En dehors d’une déclaration de principe, la 5e session des pourparlers à six tenus entre 9 et 11 novembre dernier n’a pas débouché sur des mesures concrètes visant à démanteler les activités nucléaires de la Corée du nord. Le seul accord trouvé entre les différentes parties est de se revoir « rapidement », sans donner par ailleurs une date butoir. Pour trois jours de débat le résultat est certes décevant, mais ne constitue nullement une grande surprise dans le contexte actuel. Si la Corée du nord continue à tergiverser sur ce dossier, c’est qu’elle ne se considère pas comme un Etat isolé dans les négociations. La Chine, pourtant favorable à une dénucléarisation complète de la péninsule, n’est pas prête à retirer son soutien au régime de Kim Jong-il.
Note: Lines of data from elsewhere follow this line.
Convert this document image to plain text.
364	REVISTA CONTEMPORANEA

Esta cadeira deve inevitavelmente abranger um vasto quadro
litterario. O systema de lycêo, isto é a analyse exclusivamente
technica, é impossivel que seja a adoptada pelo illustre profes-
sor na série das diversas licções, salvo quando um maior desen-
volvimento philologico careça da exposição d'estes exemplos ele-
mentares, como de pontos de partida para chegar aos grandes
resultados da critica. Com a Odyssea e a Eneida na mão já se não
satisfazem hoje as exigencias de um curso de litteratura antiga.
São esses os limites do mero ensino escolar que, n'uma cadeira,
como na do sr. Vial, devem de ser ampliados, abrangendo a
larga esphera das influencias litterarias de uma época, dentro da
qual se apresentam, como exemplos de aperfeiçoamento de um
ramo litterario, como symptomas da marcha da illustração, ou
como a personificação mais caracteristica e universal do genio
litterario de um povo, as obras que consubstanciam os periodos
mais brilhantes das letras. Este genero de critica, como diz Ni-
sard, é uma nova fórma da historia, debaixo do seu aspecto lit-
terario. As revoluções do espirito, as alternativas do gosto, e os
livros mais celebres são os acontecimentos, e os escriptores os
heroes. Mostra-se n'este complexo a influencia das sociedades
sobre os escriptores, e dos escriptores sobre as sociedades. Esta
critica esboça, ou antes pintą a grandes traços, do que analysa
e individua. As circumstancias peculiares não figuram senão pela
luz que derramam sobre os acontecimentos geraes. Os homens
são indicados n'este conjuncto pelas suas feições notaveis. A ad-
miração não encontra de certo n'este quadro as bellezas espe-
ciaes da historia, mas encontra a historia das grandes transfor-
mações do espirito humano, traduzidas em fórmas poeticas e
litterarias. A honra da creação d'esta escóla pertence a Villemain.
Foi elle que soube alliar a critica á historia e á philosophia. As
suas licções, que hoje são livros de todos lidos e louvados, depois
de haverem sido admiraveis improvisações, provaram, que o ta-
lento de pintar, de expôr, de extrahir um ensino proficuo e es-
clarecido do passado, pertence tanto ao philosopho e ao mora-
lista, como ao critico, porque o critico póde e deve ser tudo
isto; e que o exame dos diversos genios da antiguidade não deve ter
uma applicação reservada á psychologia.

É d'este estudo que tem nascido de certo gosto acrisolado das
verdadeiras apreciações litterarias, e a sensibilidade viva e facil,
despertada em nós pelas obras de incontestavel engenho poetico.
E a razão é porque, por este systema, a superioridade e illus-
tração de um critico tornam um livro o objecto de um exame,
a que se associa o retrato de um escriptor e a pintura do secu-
Sans doute les Chinois sont-ils sincères lorsqu’ils proclament à qui veut l’entendre leur volonté de faire cesser les activités nucléaires de Pyongyang. La Chine compte déjà trois voisins officiellement possesseurs d’armes atomiques : la Russie, l’Inde et le Pakistan. Elle n’a aucun intérêt à transformer l’Asie du nord-est en poudrière nucléaire car si la Corée du nord rejoint le club, le Japon aura un argument de poids pour développer à son tour le nucléaire à usage militaire. Par effet d’entraînement, Taiwan et peut-être même la Corée du Sud pourraient entrer dans la course. Quant aux Américains, soucieux de maintenir leur suprématie militaire et l’équilibre des rapports de forces, ils ne pourraient que suivre le mouvement en renforçant leur déploiement nucléaire dans la région. Seul un démantèlement complet, irréversible et vérifiable des activités nucléaires nord-coréennes permettra de casser ce cycle de surenchère. C’est pourquoi sur cet aspect, Pékin et Washington ont des vues similaires et des intérêts communs. Mais de là à condamner le régime politique nord-coréen, il reste un pas décisif que les Chinois ne sont pas prêts de franchir.

En effet, les Américains sont peut-être bien les seuls qui souhaitent la chute du régime politique nord-coréen. L’actuelle partition de la péninsule arrange bien le Japon et la Chine qui voient d’un mauvais œil l’éventuelle unification des deux Corée aboutissant à l’émergence d’une puissance rivale dans la région. Outre cette considération géopolitique, les raisons sont nombreuses pour que les Chinois maintiennent la survie de la dictature de Pyongyang. D’abord, son existence éloigne le spectre d’un possible déploiement de troupes américaines au nord du 38e parallèle. Ensuite, il constitue une carte à abattre dans le dialogue sino-américain. Enfin, la Chine et la Corée du nord partagent les mêmes valeurs politiques, à savoir l’attachement au régime de parti unique. La proximité géographique des deux pays serait un facteur de contagion si le pouvoir de Kim Jong-il était remis en cause dans son pays. La chute de l’un pourrait faire peur à l’autre.

En donnant un soutien conditionnel mais ferme au régime nord-coréen, le message de Hu Jintao donné lors de sa visite à Pyongyang fin octobre dernier est clair : Kim Jong-il peut continuer à menacer la paix de l’Asie du nord-est à condition que son armée soit équipée d’armes conventionnelles. Ainsi, la Chine reste l’ami fidèle du dernier régime stalinien en Asie et une puissance responsable devant la communauté internationale. La demi-mesure issue d’un double langage trouve ici toute sa splendeur. L’avenir nous dira si le Camarade Kim Jong-il accepte l’offre du grand frère et renonce enfin son rêve nucléaire.